Setting up a single database per instance or server makes database management a piece of cake. However it can very quickly drive up the cost of your database solutions as you now have to purchase a new server and new SQL Server license for each database you wish to host.
In order to combat this expensive setup, people will typically host multiple databases (and therefore multiple applications) on a single server or instance. While this will begin to ease the costs of hosting all these various databases, it increases the complexity of managing these systems as you now have multiple Service Level Agreements (SLAs) and maintenance windows to work with.
When you decide to host several databases on the same server the first thing to look at is whether these systems have complementary maintenance windows. If one system cannot be slow or offline in the middle of the night, and another cannot be slow or offline during the middle of the day, these may not be the best systems to share a server as you will have effectively no maintenance window to work with in the event that you need to patch the system or take the system offline for other reasons.
The next deciding factor you need to look at is the SLAs for the systems. Systems that require 99% uptime can reside together since you will likely build a much more robust environment for these (a clustered solution perhaps) than you would for systems that are not mission critical. This can save you some additional costs as you now have fewer high-end systems to purchase. The systems with the higher service level agreements also probably have similar maintenance windows, so these systems will probably be complementary to begin with.
Bearing the Load
Of course the most important thing to consider when combining databases onto a single SQL Server is if there are enough CPU and memory resources to handle the load that the clients will be placing on the database server. If a single server cannot provide the required CPU and memory resources then combining the databases onto that server would not be a good choice.
After you have gone through this entire decision process and have put the databases onto the same server, how do we keep the systems healthy and running at their peak? Like any other database solution you will still need to handle your backups, index defrags and rebuilds, and patching of both the operating system and the SQL Server.

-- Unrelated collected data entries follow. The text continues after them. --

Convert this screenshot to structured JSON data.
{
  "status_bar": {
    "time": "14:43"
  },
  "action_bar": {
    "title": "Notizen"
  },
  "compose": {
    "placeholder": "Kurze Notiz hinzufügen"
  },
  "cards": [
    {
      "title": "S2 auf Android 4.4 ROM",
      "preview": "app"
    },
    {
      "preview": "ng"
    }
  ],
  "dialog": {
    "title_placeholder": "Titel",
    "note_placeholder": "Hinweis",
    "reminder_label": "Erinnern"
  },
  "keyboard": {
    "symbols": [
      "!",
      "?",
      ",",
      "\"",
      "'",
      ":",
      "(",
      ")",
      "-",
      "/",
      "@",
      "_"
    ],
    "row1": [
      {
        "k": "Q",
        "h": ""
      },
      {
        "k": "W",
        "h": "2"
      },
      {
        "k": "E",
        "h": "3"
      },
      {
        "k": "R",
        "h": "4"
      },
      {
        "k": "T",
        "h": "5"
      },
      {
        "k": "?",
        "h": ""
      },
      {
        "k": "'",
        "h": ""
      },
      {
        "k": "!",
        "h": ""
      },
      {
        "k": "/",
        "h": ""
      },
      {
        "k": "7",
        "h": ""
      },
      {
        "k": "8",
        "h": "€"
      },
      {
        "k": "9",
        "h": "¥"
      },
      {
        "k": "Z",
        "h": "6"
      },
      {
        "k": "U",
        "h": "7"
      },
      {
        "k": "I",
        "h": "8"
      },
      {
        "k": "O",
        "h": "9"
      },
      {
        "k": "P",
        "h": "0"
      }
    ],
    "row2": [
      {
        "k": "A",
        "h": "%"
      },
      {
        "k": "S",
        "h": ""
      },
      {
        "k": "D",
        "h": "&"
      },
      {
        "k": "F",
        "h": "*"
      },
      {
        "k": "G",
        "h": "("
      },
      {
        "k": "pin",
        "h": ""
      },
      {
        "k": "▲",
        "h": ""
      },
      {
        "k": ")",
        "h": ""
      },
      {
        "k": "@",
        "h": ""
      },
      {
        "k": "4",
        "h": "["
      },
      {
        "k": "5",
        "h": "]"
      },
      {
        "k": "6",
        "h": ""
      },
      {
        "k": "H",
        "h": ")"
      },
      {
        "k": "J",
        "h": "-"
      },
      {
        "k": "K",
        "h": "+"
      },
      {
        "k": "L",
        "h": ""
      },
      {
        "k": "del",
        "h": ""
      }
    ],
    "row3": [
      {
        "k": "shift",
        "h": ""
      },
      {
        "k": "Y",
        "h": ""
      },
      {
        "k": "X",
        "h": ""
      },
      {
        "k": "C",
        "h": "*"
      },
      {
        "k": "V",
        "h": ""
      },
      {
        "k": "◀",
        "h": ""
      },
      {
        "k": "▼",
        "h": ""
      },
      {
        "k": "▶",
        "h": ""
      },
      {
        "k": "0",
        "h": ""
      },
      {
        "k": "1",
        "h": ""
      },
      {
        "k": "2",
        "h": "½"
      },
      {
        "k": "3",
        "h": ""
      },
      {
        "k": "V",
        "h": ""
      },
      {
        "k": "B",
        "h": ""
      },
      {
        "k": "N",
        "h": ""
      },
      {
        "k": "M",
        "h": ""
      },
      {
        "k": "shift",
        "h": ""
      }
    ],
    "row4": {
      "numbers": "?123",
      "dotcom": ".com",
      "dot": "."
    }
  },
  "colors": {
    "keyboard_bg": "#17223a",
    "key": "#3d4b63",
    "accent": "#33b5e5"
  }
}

The biggest trick to handling the maintenance on SQL Servers with several databases on them is timing. You need to make sure that your maintenance tasks can all be performed within the scheduled window of all your databases being hosted on the SQL Server. Running the maintenance tasks outside of the maintenance window for any of the databases will cause all the databases to run slower as disk and CPU resources are now being taken up with maintenance activities instead of handling normal database queries.
One technique that has proven useful is to defrag your indexes more often than you would normally run your reindex commands. The defrag commands give you a few advantages over reindex commands. First the index defrag commands are an online operation, while rebuilding your indexes is an offline operation (unless you are running SQL Server 2005 Enterprise Edition or newer). And second, if you run index defrag operations more often there will be less work do to each time the command is run.
For example let's say that each week you check your index fragmentation and it shows 70% fragmentation. So you run an index rebuild to clean up the indexes.
However what happens if you check the index fragmentation the next day? It will probably be about 8-10% fragmentation. So if you run the defrag job daily instead of running the reindex job weekly there will be much less work to do each day and the job will complete much faster, possibly within the daily maintenance window.
And even if you can't take the system offline during that window, as a defrag operation is an online operation the system will continue to function just with a slower response rate than normal while the defrag operation is running.
Backups are another key issue to address when dealing with multiple databases on a single server.
Each database may have its own backup requirements. Backing up databases is probably the most brutal task that can be performed on a live SQL Server. Not because of the amount of CPU power or RAM it takes (which is typically very low unless you are doing compression on the database while it is being backed up) but because of the massive amount of disk resources which are required to backup up a large database.
When performing a full backup the entire database must be read from the disk. If you have a very busy disk system, the backup could bring performance to its knees. The best solution for this is proper timing. You may also need to look to a third party tool that allows for database backup compression while the backup is running. As this will increase the CPU load on the SQL Server, it will usually greatly decrease the time it takes to complete the backup as much less data needs to be written to the backup device.
These are only a couple of the techniques which can be used to help maintain the database server while running several databases on the single system. Hopefully you will find them useful while working on your database consolidation projects.